3.3. METplus in Docker

METplus is available on DockerHub. The METplus Docker image includes all of the MET executables from the corresponding METplus Coordinated Release and the METplus wrappers are pre-configured to use them.

To pull the latest official release, use the X.Y-latest tag where X.Y is the version, e.g.:

docker pull dtcenter/metplus:5.1-latest

Tags for previous releases and development releases are also available. Refer to the list of available tags on DockerHub.

3.3.1. Sample Input Data

Sample input data for all of the use cases provided with the METplus wrappers are also available on DockerHub. These data are found in the dtcenter/metplus-data DockerHub repository and are named with the X.Y version of the corresponding METplus Coordinated Release and the name of the use case category separated by a dash, e.g. 4.1-data_assimilation or 4.0-met_tool_wrapper. A list of available tags for input data can also be found on DockerHub.

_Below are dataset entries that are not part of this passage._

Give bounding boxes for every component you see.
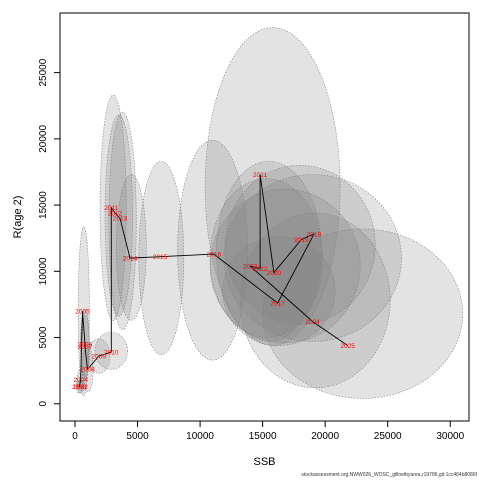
ellipse-2025	[262, 228, 464, 399]
x-axis: 0 5000 10000 15000 20000 25000 30000	[72, 420, 465, 442]
year-label-2021: 2021	[253, 172, 268, 179]
x-tick-label-15000: 15000	[249, 431, 277, 442]
year-label-2013: 2013	[113, 216, 128, 223]
ellipse-2019	[224, 165, 376, 325]
ellipse-2022	[216, 161, 322, 342]
year-label-2017: 2017	[270, 300, 285, 307]
ellipse-2023	[209, 178, 323, 338]
footer-source: stockassessment.org,NWW026_WOSC_gillnetb…	[301, 472, 477, 478]
y-tick-label-25000: 25000	[38, 58, 49, 86]
x-tick-label-0: 0	[72, 431, 78, 442]
y-tick-label-10000: 10000	[38, 257, 49, 285]
y-axis: 0 5000 10000 15000 20000 25000	[38, 58, 61, 407]
year-label-2004: 2004	[73, 377, 88, 384]
year-label-2011: 2011	[104, 205, 118, 212]
ellipse-2015	[138, 161, 185, 356]
year-label-2006: 2006	[78, 341, 93, 348]
year-label-2007: 2007	[78, 344, 93, 351]
y-tick-label-5000: 5000	[38, 326, 49, 349]
y-tick-label-15000: 15000	[38, 191, 49, 219]
year-label-2003: 2003	[72, 384, 87, 391]
x-tick-label-5000: 5000	[126, 431, 149, 442]
y-axis-title: R(age 2)	[12, 196, 24, 239]
ellipse-2012	[104, 114, 133, 317]
year-label-2016: 2016	[207, 251, 222, 258]
year-label-2009: 2009	[92, 353, 107, 360]
year-label-2022: 2022	[253, 266, 268, 273]
uncertainty-ellipses	[75, 27, 464, 399]
y-tick-label-20000: 20000	[38, 125, 49, 153]
y-tick-label-0: 0	[38, 401, 49, 407]
year-label-2019: 2019	[294, 237, 309, 244]
x-tick-label-20000: 20000	[311, 431, 339, 442]
year-label-2008: 2008	[80, 367, 95, 374]
sr-trajectory	[78, 174, 348, 388]
ellipse-2016	[177, 139, 248, 361]
year-label-2024: 2024	[305, 319, 320, 326]
x-tick-label-30000: 30000	[436, 431, 464, 442]
year-label-2010: 2010	[104, 349, 119, 356]
x-tick-label-10000: 10000	[186, 431, 214, 442]
year-label-2025: 2025	[340, 343, 355, 350]
year-label-2018: 2018	[307, 232, 322, 239]
year-label-2015: 2015	[153, 254, 168, 261]
year-label-2005: 2005	[75, 308, 90, 315]
trajectory-line	[78, 174, 348, 388]
year-label-2002: 2002	[73, 384, 88, 391]
ellipse-2018	[223, 174, 402, 342]
year-label-2020: 2020	[267, 270, 282, 277]
x-axis-title: SSB	[253, 456, 275, 468]
ellipse-2021	[204, 27, 341, 346]
ellipse-2011	[99, 94, 127, 321]
ellipse-2020	[209, 188, 361, 344]
x-tick-label-25000: 25000	[374, 431, 402, 442]
year-label-2014: 2014	[123, 255, 138, 262]
ellipse-2013	[108, 112, 137, 330]
ellipse-2014	[115, 174, 147, 321]
year-label-2012: 2012	[108, 210, 123, 217]
year-label-2023: 2023	[243, 263, 258, 270]
ellipse-2024	[239, 212, 391, 389]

To make these data available in a METplus Docker container, first create a Docker data volume from the desired tag and give it a name with the –name argument:

docker create --name met_tool_wrapper dtcenter/metplus-data:5.1-met_tool_wrapper

Then mount the data volume to the container using the –volumes-from argument to the docker run command:

docker run --rm -it --volumes-from met_tool_wrapper dtcenter/metplus:5.1-latest bash

The input data will be available inside the container under /data/input/METplus_Data.

3.3.2. Running METplus in Docker

The run_metplus.py script is in the user’s path inside the container. The use case configuration files can be found under /metplus/METplus/parm/use_cases. The values for MET_INSTALL_DIR, INPUT_BASE, and OUTPUT_BASE are set to appropriate default values. A use case can be run by simply passing the use case configuration file to the run script:

run_metplus.py /metplus/METplus/parm/use_cases/met_tool_wrapper/Example/Example.conf

Output from the use case will be written to /data/output by default. The value for OUTPUT_BASE can be changed to write elsewhere:

run_metplus.py /metplus/METplus/parm/use_cases/met_tool_wrapper/Example/Example.conf config.OUTPUT_BASE=/data/output/my_data_dir

If Sample Input Data is mounted to the container, then use cases from the corresponding category can be run:

run_metplus.py /metplus/METplus/parm/use_cases/met_tool_wrapper/GridStat/GridStat.conf

Please note that use cases that have additional Python package dependencies may not run successfully unless those packages are installed inside the container or obtained elsewhere.